A bill that would make it easier to enter modern evidence - including e-mails and computerized and medical records - in Georgia trials is closer to becoming law.
House Bill 24, which would update 150-year-old rules of evidence in the state to mirror federal standards, was passed Monday by the House of Representatives.
The evidence code hasn't been rewritten since 1868 in Georgia, but 44 other states have updated their laws in recent years, said Rep. Wendell Willard, R-Sandy Springs, who is sponsoring the bill.
"That's a long time," Willard said to his colleagues on the House floor.
The bill passed 162-5 and will go to the Senate, where it was stopped last year.
State Bar of Georgia President Lester Tate said Georgia is "probably two or three generations behind" in implementing the legislation. The state bar has tried to update the code for more than 25 years, and it's likely to pass this year, he said.
The update is one of the most important bills the state Bar has supported in recent years, Tate said, because it better ensures fairer trials.

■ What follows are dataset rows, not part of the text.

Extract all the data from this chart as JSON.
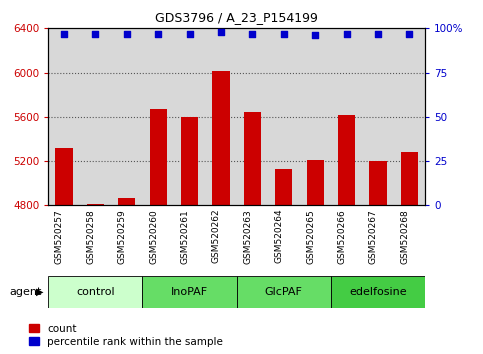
{
  "title": "GDS3796 / A_23_P154199",
  "samples": [
    "GSM520257",
    "GSM520258",
    "GSM520259",
    "GSM520260",
    "GSM520261",
    "GSM520262",
    "GSM520263",
    "GSM520264",
    "GSM520265",
    "GSM520266",
    "GSM520267",
    "GSM520268"
  ],
  "counts": [
    5320,
    4812,
    4870,
    5670,
    5600,
    6010,
    5640,
    5130,
    5210,
    5620,
    5200,
    5280
  ],
  "percentiles": [
    97,
    97,
    97,
    97,
    97,
    98,
    97,
    97,
    96,
    97,
    97,
    97
  ],
  "ylim_left": [
    4800,
    6400
  ],
  "ylim_right": [
    0,
    100
  ],
  "yticks_left": [
    4800,
    5200,
    5600,
    6000,
    6400
  ],
  "yticks_right": [
    0,
    25,
    50,
    75,
    100
  ],
  "bar_color": "#cc0000",
  "dot_color": "#0000cc",
  "groups": [
    {
      "label": "control",
      "start": 0,
      "end": 3,
      "color": "#ccffcc"
    },
    {
      "label": "InoPAF",
      "start": 3,
      "end": 6,
      "color": "#66dd66"
    },
    {
      "label": "GlcPAF",
      "start": 6,
      "end": 9,
      "color": "#66dd66"
    },
    {
      "label": "edelfosine",
      "start": 9,
      "end": 12,
      "color": "#44cc44"
    }
  ],
  "agent_label": "agent",
  "legend_count_label": "count",
  "legend_pct_label": "percentile rank within the sample",
  "bar_width": 0.55,
  "background_color": "#d8d8d8",
  "plot_bg": "#ffffff",
  "ylabel_left_color": "#cc0000",
  "ylabel_right_color": "#0000cc",
  "tick_label_color": "#cc0000",
  "right_tick_color": "#0000cc"
}
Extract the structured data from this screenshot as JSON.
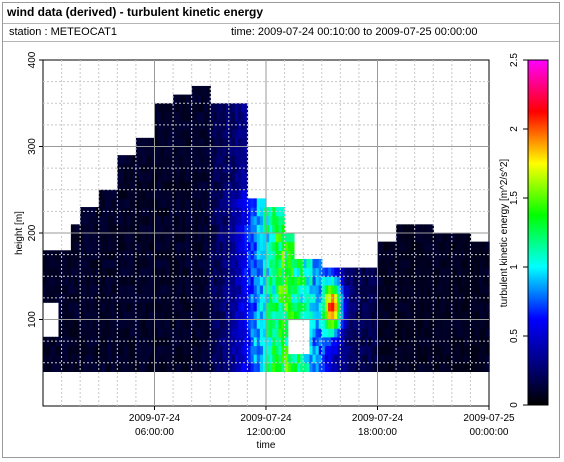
{
  "header": {
    "title": "wind data (derived) - turbulent kinetic energy",
    "station": "station : METEOCAT1",
    "time_range": "time: 2009-07-24 00:10:00 to 2009-07-25 00:00:00"
  },
  "chart_data": {
    "type": "heatmap",
    "xlabel": "time",
    "ylabel": "height [m]",
    "colorbar_label": "turbulent kinetic energy [m^2/s^2]",
    "x_tick_labels": [
      {
        "line1": "2009-07-24",
        "line2": "06:00:00",
        "hour": 6
      },
      {
        "line1": "2009-07-24",
        "line2": "12:00:00",
        "hour": 12
      },
      {
        "line1": "2009-07-24",
        "line2": "18:00:00",
        "hour": 18
      },
      {
        "line1": "2009-07-25",
        "line2": "00:00:00",
        "hour": 24
      }
    ],
    "y_ticks": [
      100,
      200,
      300,
      400
    ],
    "ylim": [
      0,
      400
    ],
    "xlim_hours": [
      0,
      24
    ],
    "colorbar_ticks": [
      0,
      0.5,
      1,
      1.5,
      2,
      2.5
    ],
    "colorbar_range": [
      0,
      2.5
    ],
    "colormap": [
      "#000000",
      "#000080",
      "#0000ff",
      "#00ffff",
      "#00ff00",
      "#ffff00",
      "#ff0000",
      "#ff00ff"
    ],
    "grid": true,
    "description_of_values": {
      "bottom_height_m": [
        40,
        40
      ],
      "top_height_m_by_hour": [
        [
          0,
          175
        ],
        [
          1,
          175
        ],
        [
          1.5,
          210
        ],
        [
          2,
          230
        ],
        [
          3,
          245
        ],
        [
          4,
          290
        ],
        [
          5,
          310
        ],
        [
          6,
          345
        ],
        [
          7,
          360
        ],
        [
          8,
          365
        ],
        [
          9,
          350
        ],
        [
          10,
          350
        ],
        [
          11,
          240
        ],
        [
          12,
          230
        ],
        [
          13,
          200
        ],
        [
          13.5,
          165
        ],
        [
          15,
          160
        ],
        [
          16,
          155
        ],
        [
          17,
          155
        ],
        [
          18,
          185
        ],
        [
          19,
          205
        ],
        [
          20,
          210
        ],
        [
          21,
          195
        ],
        [
          22,
          200
        ],
        [
          23,
          185
        ],
        [
          24,
          185
        ]
      ],
      "peak_value": 2.3,
      "peak_hour": 15.5,
      "peak_height_m": 110
    }
  }
}
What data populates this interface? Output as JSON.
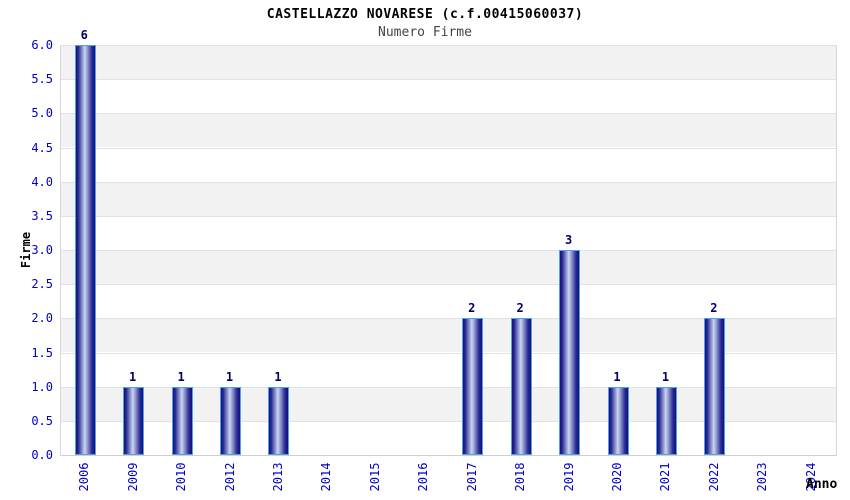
{
  "header": {
    "title": "CASTELLAZZO NOVARESE (c.f.00415060037)",
    "subtitle": "Numero Firme"
  },
  "chart_data": {
    "type": "bar",
    "title": "CASTELLAZZO NOVARESE (c.f.00415060037)",
    "subtitle": "Numero Firme",
    "xlabel": "Anno",
    "ylabel": "Firme",
    "categories": [
      "2006",
      "2009",
      "2010",
      "2012",
      "2013",
      "2014",
      "2015",
      "2016",
      "2017",
      "2018",
      "2019",
      "2020",
      "2021",
      "2022",
      "2023",
      "2024"
    ],
    "values": [
      6,
      1,
      1,
      1,
      1,
      0,
      0,
      0,
      2,
      2,
      3,
      1,
      1,
      2,
      0,
      0
    ],
    "ylim": [
      0,
      6
    ],
    "ytick_step": 0.5,
    "ytick_labels": [
      "0.0",
      "0.5",
      "1.0",
      "1.5",
      "2.0",
      "2.5",
      "3.0",
      "3.5",
      "4.0",
      "4.5",
      "5.0",
      "5.5",
      "6.0"
    ],
    "grid": "horizontal-bands-alternating",
    "legend_position": "none",
    "colors": {
      "bar_dark": "#10107a",
      "bar_light": "#cdd4ef",
      "bar_outline": "#4fa3e8",
      "tick_label": "#0000cd",
      "value_label": "#000066",
      "band_gray": "#f2f2f2",
      "band_white": "#ffffff",
      "gridline": "#e2e2e2",
      "title": "#000000",
      "subtitle": "#454545"
    }
  }
}
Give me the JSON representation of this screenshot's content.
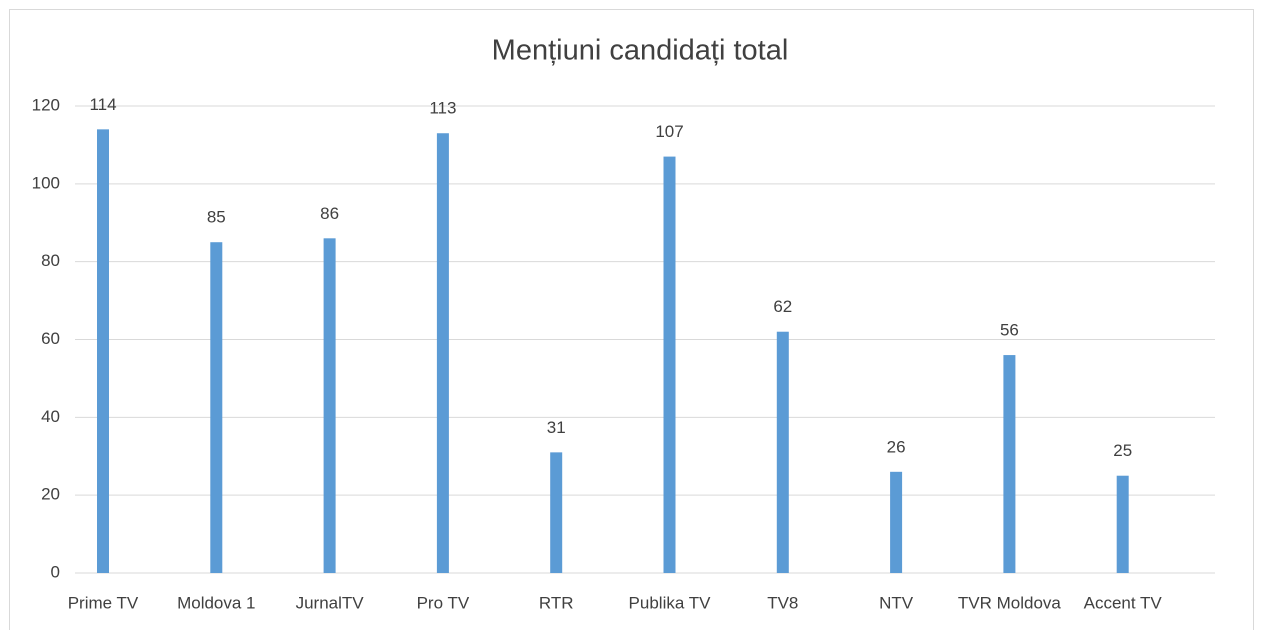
{
  "chart_data": {
    "type": "bar",
    "title": "Mențiuni candidați total",
    "categories": [
      "Prime TV",
      "Moldova 1",
      "JurnalTV",
      "Pro TV",
      "RTR",
      "Publika TV",
      "TV8",
      "NTV",
      "TVR Moldova",
      "Accent TV"
    ],
    "values": [
      114,
      85,
      86,
      113,
      31,
      107,
      62,
      26,
      56,
      25
    ],
    "color": "#5b9bd5",
    "ylim": [
      0,
      120
    ],
    "yticks": [
      0,
      20,
      40,
      60,
      80,
      100,
      120
    ],
    "grid": true
  }
}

Experts no longer would be required to jump through hoops to give their opinions during testimony, and the law would redefine when a defendant's prior conduct could be introduced as evidence, officials said.
Georgia is the only state that calls a person's prior history his "bent-of-mind" in court, Willard said. The state has used the bent-of-mind argument against defendants when it shouldn't be brought into evidence, he said.
DUI cases, however, will allow prosecutors to bring in a defendant's history for refusing to take an alcohol test, he said.
"We're allowing something new for [prosecutors] and they thought it was a pretty good benefit," Willard said.
A person can argue that he wasn't above the legal limit when he refused a test, but prosecutors will be able to use the argument against a defendant, he said.
The state's district attorneys association opposed the bill when it was reintroduced in 2009, but withdrew opposition when exceptions were made for DUI cases.
Lawmakers backing the bill, including Rep. Tom Weldon, R-Ringgold, say it now has widespread support.
After the bill was stopped in the Senate last year, Willard said he asked several lawmakers why they opposed it and their response was they "didn't have time to read it."
On Monday, he asked his colleagues if they do nothing else this year to "read the report."